そしてそれ以上にこの世界の大きな舞台となる王国グランド・アルビオンの主要人物であるからこそ、決して無視できない。
「『この戦いは予選であり、二つ名もちのプレイヤーの皆様と戦うための権利を得る舞台です。選考基準は簡単、そこにいらっしゃる【剣聖】柳生様に一撃でも入れられれば本戦に参加できます!!』」
ざわめきが静かに広がる、黒狼とて例外ではない。
勝つつもりでここに立っているが、それはそれとして『剣聖』柳生相手に一撃を入れる難易度は押して図るべしものだ。
アナウンスは続くがどうも聞く気が起きない、というわけで黒狼は彼女らの言葉を無視し中央周辺で立っている柳生に話しかけに行く。
妙案、あるいは面白い提案を思いついたのだ。
いやらしい笑みを浮かべ、柳生に言葉を放つ。
「なぁ、俺とお前でほかプレイヤーをぶっ殺さね? ライバルが多いのは少し面白くないんだよ」
「ふぅん? 私がアンタの……。いや、お前さんの背後を狙うとは考えないのかい?」
「最後にとびっきりの戦いを魅せてやるからさ、いいだろ?」
「フン、まぁ構わんさ」
黒狼の言葉に柳生は了承で返す、勝手にやられかけるのならば其れは無視するという返答を言葉にせず。
無論、黒狼も理解している。
これは黒狼が勝手にしていることであり、共助関係の行動ではない。
「さぁて、さてさて。面白くなってきやがった、久々に全力で暴れられるか?」
その一瞬あと、開幕のの合図がなる。
一斉に様々なプレイヤーが動き出し、柳生に向かって襲い掛かっていく姿を見てニヤリと黒狼は笑みを浮かべた。

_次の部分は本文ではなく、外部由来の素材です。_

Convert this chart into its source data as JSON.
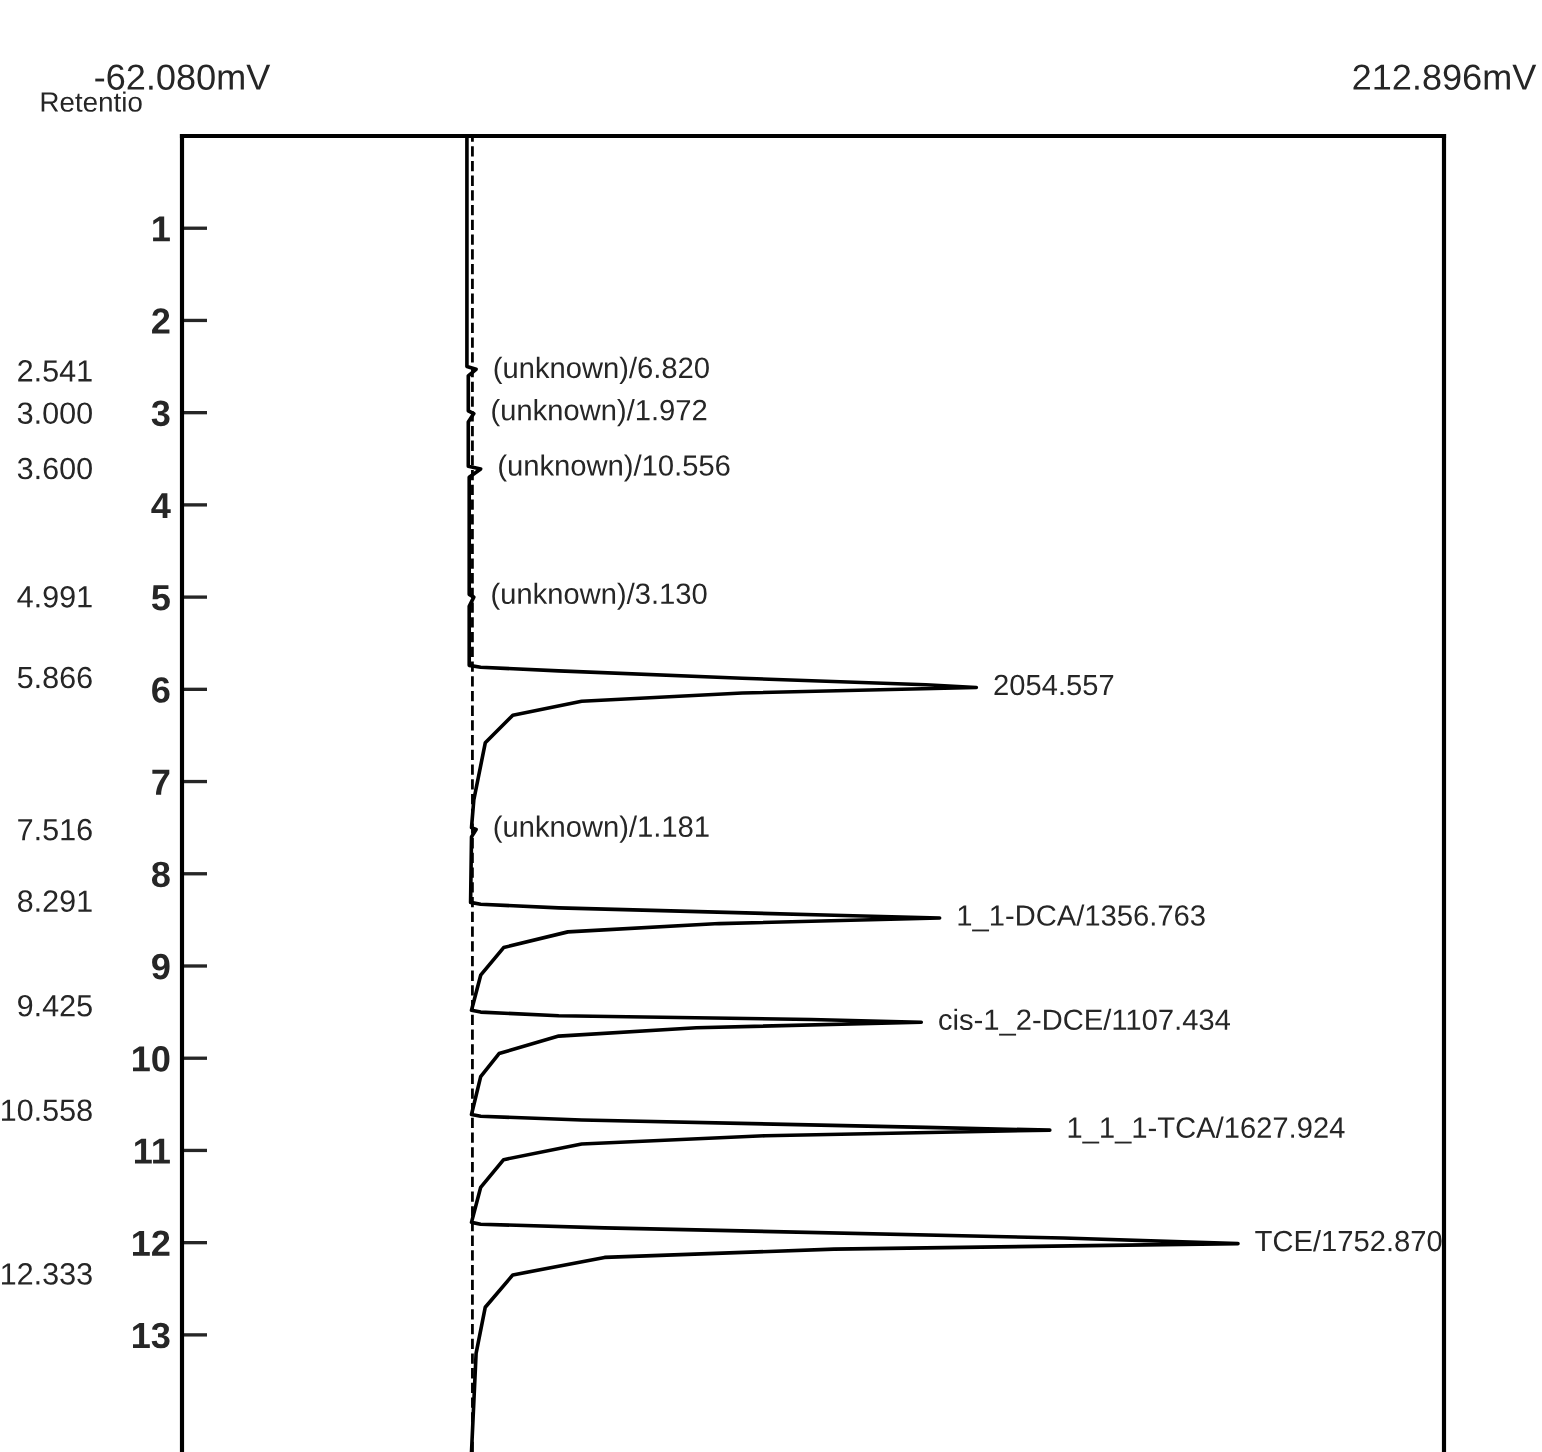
{
  "chart_data": {
    "type": "line",
    "orientation": "horizontal",
    "xlim": [
      -62.08,
      212.896
    ],
    "xticks": [
      {
        "value": -62.08,
        "label": "-62.080mV"
      },
      {
        "value": 212.896,
        "label": "212.896mV"
      }
    ],
    "ylim": [
      14.27,
      0
    ],
    "yticks": [
      1,
      2,
      3,
      4,
      5,
      6,
      7,
      8,
      9,
      10,
      11,
      12,
      13
    ],
    "y2lim": [
      14.27,
      0
    ],
    "y2ticks": [
      {
        "value": 2.541,
        "label": "2.541"
      },
      {
        "value": 3.0,
        "label": "3.000"
      },
      {
        "value": 3.6,
        "label": "3.600"
      },
      {
        "value": 4.991,
        "label": "4.991"
      },
      {
        "value": 5.866,
        "label": "5.866"
      },
      {
        "value": 7.516,
        "label": "7.516"
      },
      {
        "value": 8.291,
        "label": "8.291"
      },
      {
        "value": 9.425,
        "label": "9.425"
      },
      {
        "value": 10.558,
        "label": "10.558"
      },
      {
        "value": 12.333,
        "label": "12.333"
      }
    ],
    "grid": false,
    "marker": "none",
    "line_style": "solid",
    "series": [
      {
        "color": "#000000",
        "x": [
          0.0,
          2.5,
          2.53,
          2.6,
          2.98,
          3.01,
          3.1,
          3.58,
          3.61,
          3.7,
          4.97,
          5.0,
          5.1,
          5.74,
          5.76,
          5.8,
          5.88,
          5.95,
          5.98,
          6.04,
          6.13,
          6.28,
          6.58,
          7.2,
          7.5,
          7.52,
          7.6,
          8.31,
          8.33,
          8.37,
          8.45,
          8.48,
          8.54,
          8.63,
          8.8,
          9.1,
          9.48,
          9.5,
          9.54,
          9.58,
          9.61,
          9.67,
          9.76,
          9.95,
          10.2,
          10.61,
          10.63,
          10.67,
          10.75,
          10.78,
          10.84,
          10.93,
          11.1,
          11.4,
          11.78,
          11.8,
          11.84,
          11.95,
          12.01,
          12.07,
          12.16,
          12.35,
          12.7,
          13.2,
          14.27
        ],
        "values": [
          0.0,
          0.0,
          2.0,
          0.3,
          0.3,
          1.5,
          0.3,
          0.3,
          3.0,
          0.5,
          0.5,
          1.5,
          0.5,
          0.5,
          3.0,
          20.0,
          60.0,
          100.0,
          111.0,
          60.0,
          25.0,
          10.0,
          4.0,
          1.5,
          1.0,
          2.0,
          1.0,
          0.8,
          3.0,
          20.0,
          80.0,
          103.0,
          55.0,
          22.0,
          8.0,
          3.0,
          1.0,
          3.0,
          20.0,
          75.0,
          99.0,
          50.0,
          20.0,
          7.0,
          3.0,
          1.0,
          3.0,
          25.0,
          100.0,
          127.0,
          65.0,
          25.0,
          8.0,
          3.0,
          1.0,
          3.0,
          30.0,
          130.0,
          168.0,
          80.0,
          30.0,
          10.0,
          4.0,
          2.0,
          1.0
        ]
      }
    ],
    "ref_lines": [
      {
        "axis": "x",
        "value": 1.2,
        "line_style": "dashed",
        "color": "#000000"
      }
    ],
    "annotations": [
      "Retentio",
      {
        "text": "(unknown)/6.820",
        "x": 2.0,
        "y": 2.541
      },
      {
        "text": "(unknown)/1.972",
        "x": 1.5,
        "y": 3.0
      },
      {
        "text": "(unknown)/10.556",
        "x": 3.0,
        "y": 3.6
      },
      {
        "text": "(unknown)/3.130",
        "x": 1.5,
        "y": 4.991
      },
      {
        "text": "2054.557",
        "x": 111.0,
        "y": 5.98
      },
      {
        "text": "(unknown)/1.181",
        "x": 2.0,
        "y": 7.516
      },
      {
        "text": "1_1-DCA/1356.763",
        "x": 103.0,
        "y": 8.48
      },
      {
        "text": "cis-1_2-DCE/1107.434",
        "x": 99.0,
        "y": 9.61
      },
      {
        "text": "1_1_1-TCA/1627.924",
        "x": 127.0,
        "y": 10.78
      },
      {
        "text": "TCE/1752.870",
        "x": 168.0,
        "y": 12.01
      }
    ]
  }
}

彼らの背中をみて、ふぅと黒狼は息を吐きそのままインベントリを操作すれば杖を取り出せば。
ただただ静かに、スキルを使う。
「『ダークバレッド』」
そのスキルの発動、その直後に3人のプレイヤーの脳天が貫かれた。
周囲のプレイヤーは目を見張り、黒狼のほうへ視線を向ける。
何故、そんなことをするのかと問いかけるように。
「何をしているの!??」
「ライバルは、減らすべきだろ?」
沸々と魔力が沸騰するように動き出す、それは現在の黒狼の魔力操作能力を示しており。
彼の強さを証明しているということに、決して他ならない。
息を飲み込む、歯ぎしりをしてにらみつけるプレイヤーが溢れる。
そしてそんなプレイヤーは、柳生の手によって首を切られた。
地面に頭部が落ちるさまを静かに見下げながら、柳生は淡々と言葉を吐く。
「そっちの争いは知らんさね、私に言われたのはお前さんらの殲滅さね?」
直後、納刀。
一歩踏み出し、抜刀。
放たれるは、神速無比たる極限の一閃。
疾風迅雷のような、目に映らぬ音速を超えた一撃。
背後から迫っていたプレイヤーを、僅か一太刀で切り落とす。
「私はお前さんらが使うスキルやアーツなんざ理解できやしないからねぇ、純粋な技で切り伏せさせてもらうよ」
序章も序章、始まったばかりだ。
それなのに、恐ろしいほどの絶望感は拭えない。
なにせ、本来ならば本戦から参加するトップクラスのプレイヤーが。
二つ名持ちのプレイヤーが、此処には二人もいるのだから。